Editor’s Note: This sponsored column is written by Nick Anderson, beermonger at Arrowine (4508 Lee Highway).
We’re entering the season of the beer festival: great gatherings of breweries and beer fans celebrating the vast diversity of today’s craft beer scene. Unfortunately, too many attendees go the full St. Patrick’s Day at these festivals and turn them into amateur hour. This does nothing to bring people into the craft beer community, and only makes it harder for more events to be established later. Today we’re going to lay down some simple rules for attending a beerfest. Follow these simple bits of advice, and you’ll have a great time while keeping yourself out of trouble.

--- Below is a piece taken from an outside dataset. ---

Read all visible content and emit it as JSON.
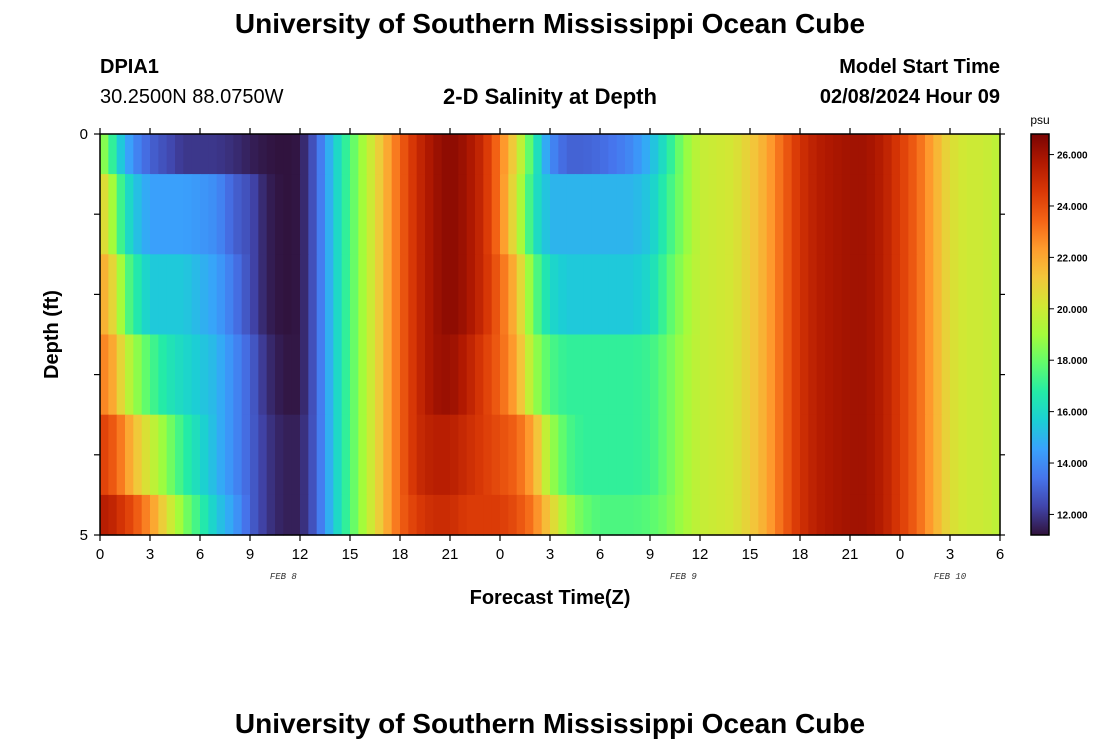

Hydrate: I cannot stress this enough. The bigger beer events are often held outdoors on fairgrounds or parks, and you don’t need me to tell you how the summers get in this area. Combine heat with sun exposure and alcohol, and you can find yourself in a bad way awful quick. As a rule I recommend a ‘golden ratio’ of 1:1 for beer and water when going out in general. At a beerfest, go even higher with the water. What? You don’t want to wait in line for the restroom every half hour? Too bad. If you follow no other rule in this column, please effort to follow this one.
Focus: It may seem like you have all day when you get to a festival, but even if you do you’re not going to be able to get around to everything. That’s not the point, either — the point is to seek out and try new and interesting beers. Take a good, solid lap around the fest and get your bearings. If a list is provided note some things you know you want to try and take your time getting around to them. It’s not a race and it’s not a contest.
Respect the staff: The same rule applies here as it does with waiters and bartenders — it’s your party, but it’s their job. As friendly as a brewery or distributor rep might be, they aren’t there to throw down. Chat and joke all you want — that’s fine, we’re all there to have a good time. Just keep in mind that 1. They have other festival attendees to take care of and 2. They can’t hook you up, bro. In fact, it’s illegal for them to do so in 99.99999% of cases. That leads us into…
Don’t be ‘that guy’: If you’re walking through a festival and there’s a circle eight feet or greater around where no one is walking, you’re being that guy. If you’re not having a conversation yet yelling about something, you’re being that guy. The guy over there in the brewery/sports team/college/band t-shirt that you don’t like? He doesn’t care that you don’t approve, so let it slide. If you try a beer you don’t like, it usually means nothing more than that it’s not to your taste. It doesn’t automatically mean the beer “sucks,” and no, telling the guy/gal who poured it for you that it “sucks” is not appropriate. It can be inevitable with such a confluence of great beers that you might catch a bit of a buzz — but wait…
Hey! Food! There is always an abundance of food at beer festivals, and even the worst of it is usually pretty good. Take advantage. BBQ is classic, and if there’s cornbread all the better. A good hot dog at proper intervals can give you the right protein/carb intake to keep you in line during a long day of sampling. If you’re on a diet, you probably shouldn’t be at a beer fest in the first place. If you’re on a diet like I am, call it a cheat day and go nuts. The priority is keeping your wits about you. As always, even if you’re having a beer with your food, down some extra water.
Have a ride ready: Bring a group and make sure someone is the designated driver. Split a cab or hired car for the day — heck, rent a bus and make it a real party. Have phone numbers programmed into your phone for a cab or car as needed, just in case. If you’ve seen any of those nature specials where big fish just plow right through giant schools of little fish picking them off here and there, you have an idea of how beer festival crowds are watched by law enforcement as they leave. Beyond that, you’re looking out for your friends and everyone else around you.